In this personal memoir that is also a narrative of the Dalits, she writes about the journey of coming to terms with her identity and takes us through the history of the Dalit movement, the consequences of her community’s lack of access to education and culture, the need for reservation, the paucity of Dalit voices in mainstream media, Dalit women’s movements and their ongoing contributions, and attempts to answer crucial questions about caste and privilege. Woven from personal narratives from her own life as well as that of other Dalits, this book forces us to confront the injustices of caste and also serves as a call to action.

In My Hands Today…

Material World: The Six Raw Materials That Shape Modern Civilization – Ed Conway & Edmund Conway

Sand, salt, iron, copper, oil, and lithium. These fundamental materials have created empires, razed civilizations, and fed our ingenuity and greed for thousands of years. Without them, our modern world would not exist, and the battle to control them will determine our future.
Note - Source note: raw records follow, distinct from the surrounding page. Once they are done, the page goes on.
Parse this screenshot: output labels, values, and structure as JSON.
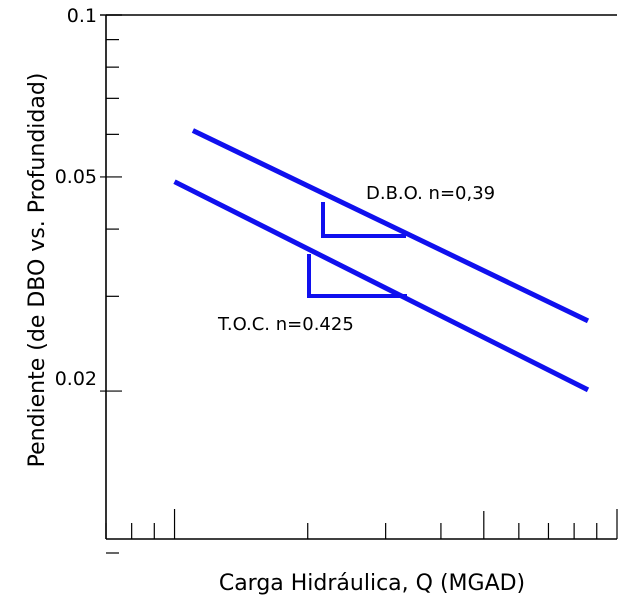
{
  "chart_data": {
    "type": "line",
    "title": "",
    "xlabel": "Carga  Hidráulica, Q (MGAD)",
    "ylabel": "Pendiente (de DBO vs. Profundidad)",
    "yscale": "log",
    "xscale": "log",
    "ylim": [
      0.01,
      0.1
    ],
    "xlim": [
      0.7,
      10
    ],
    "y_tick_labels": [
      {
        "value": 0.1,
        "label": "0.1"
      },
      {
        "value": 0.05,
        "label": "0.05"
      },
      {
        "value": 0.02,
        "label": "0.02"
      }
    ],
    "grid": false,
    "series": [
      {
        "color": "#1010ee",
        "x": [
          1.1,
          8.6
        ],
        "y": [
          0.061,
          0.027
        ],
        "annotation": "D.B.O. n=0,39"
      },
      {
        "color": "#1010ee",
        "x": [
          1.0,
          8.6
        ],
        "y": [
          0.049,
          0.0201
        ],
        "annotation": "T.O.C. n=0.425"
      }
    ]
  }
}
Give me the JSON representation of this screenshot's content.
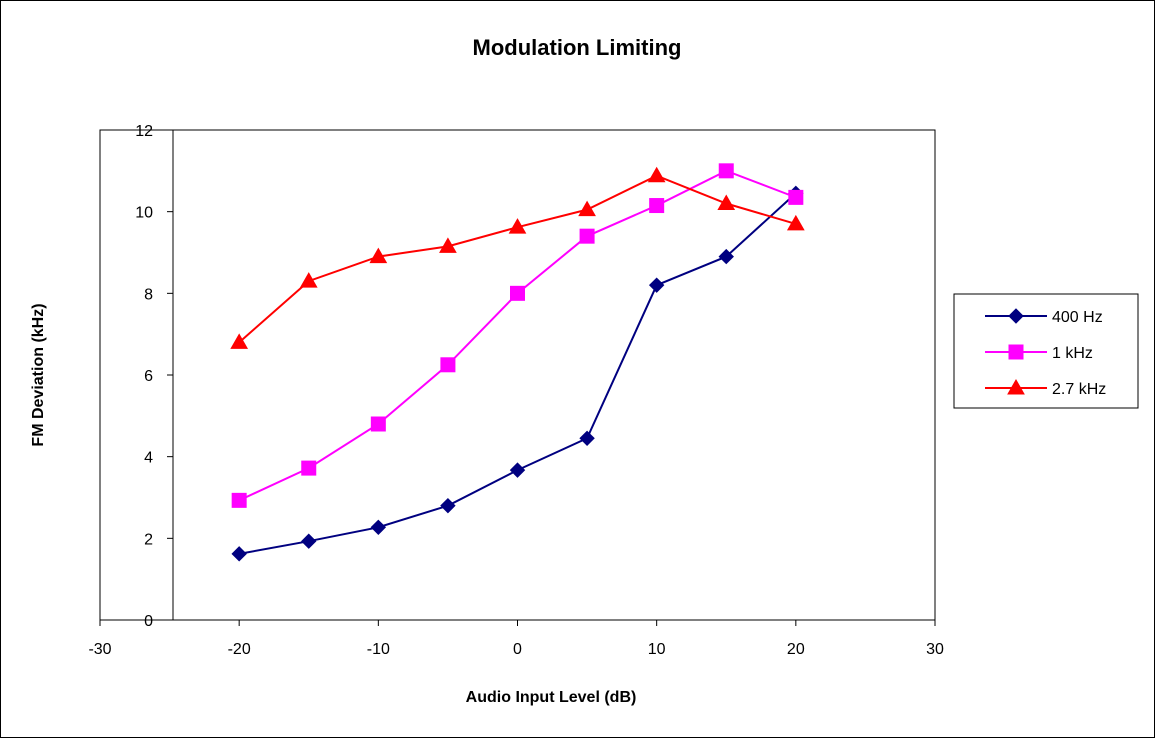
{
  "chart_data": {
    "type": "line",
    "title": "Modulation Limiting",
    "xlabel": "Audio Input Level (dB)",
    "ylabel": "FM Deviation (kHz)",
    "xlim": [
      -30,
      30
    ],
    "ylim": [
      0,
      12
    ],
    "xticks": [
      "-30",
      "-20",
      "-10",
      "0",
      "10",
      "20",
      "30"
    ],
    "yticks": [
      "0",
      "2",
      "4",
      "6",
      "8",
      "10",
      "12"
    ],
    "grid": false,
    "legend_position": "right",
    "x": [
      -20,
      -15,
      -10,
      -5,
      0,
      5,
      10,
      15,
      20
    ],
    "series": [
      {
        "name": "400 Hz",
        "color": "#000080",
        "marker": "diamond",
        "values": [
          1.62,
          1.93,
          2.27,
          2.8,
          3.67,
          4.45,
          8.2,
          8.9,
          10.45
        ]
      },
      {
        "name": "1 kHz",
        "color": "#ff00ff",
        "marker": "square",
        "values": [
          2.93,
          3.72,
          4.8,
          6.25,
          8.0,
          9.4,
          10.15,
          11.0,
          10.35
        ]
      },
      {
        "name": "2.7 kHz",
        "color": "#ff0000",
        "marker": "triangle",
        "values": [
          6.8,
          8.3,
          8.9,
          9.15,
          9.62,
          10.05,
          10.88,
          10.2,
          9.7
        ]
      }
    ]
  }
}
The fiber-optic cables that weave the World Wide Web, the copper veins of our electric grids, the silicon chips and lithium batteries that power our phones and though it can feel like we now live in a weightless world of information—what Ed Conway calls “the ethereal world”—our twenty-first-century lives are still very much rooted in the material.

In fact, we dug more stuff out of the earth in 2017 than in all of human history before 1950. For every ton of fossil fuels, we extract six tons of other materials, from sand to stone to wood to metal. And in Material World, Conway embarks on an epic journey across continents, cultures, and epochs to reveal the underpinnings of modern life on Earth—traveling from the sweltering depths of the deepest mine in Europe to spotless silicon chip factories in Taiwan to the eerie green pools where lithium originates.

Material World is a celebration of the humans and the human networks, the miraculous processes and the little-known companies, that combine to turn raw materials into things of wonder. This is the story of human civilization from an entirely new the ground up.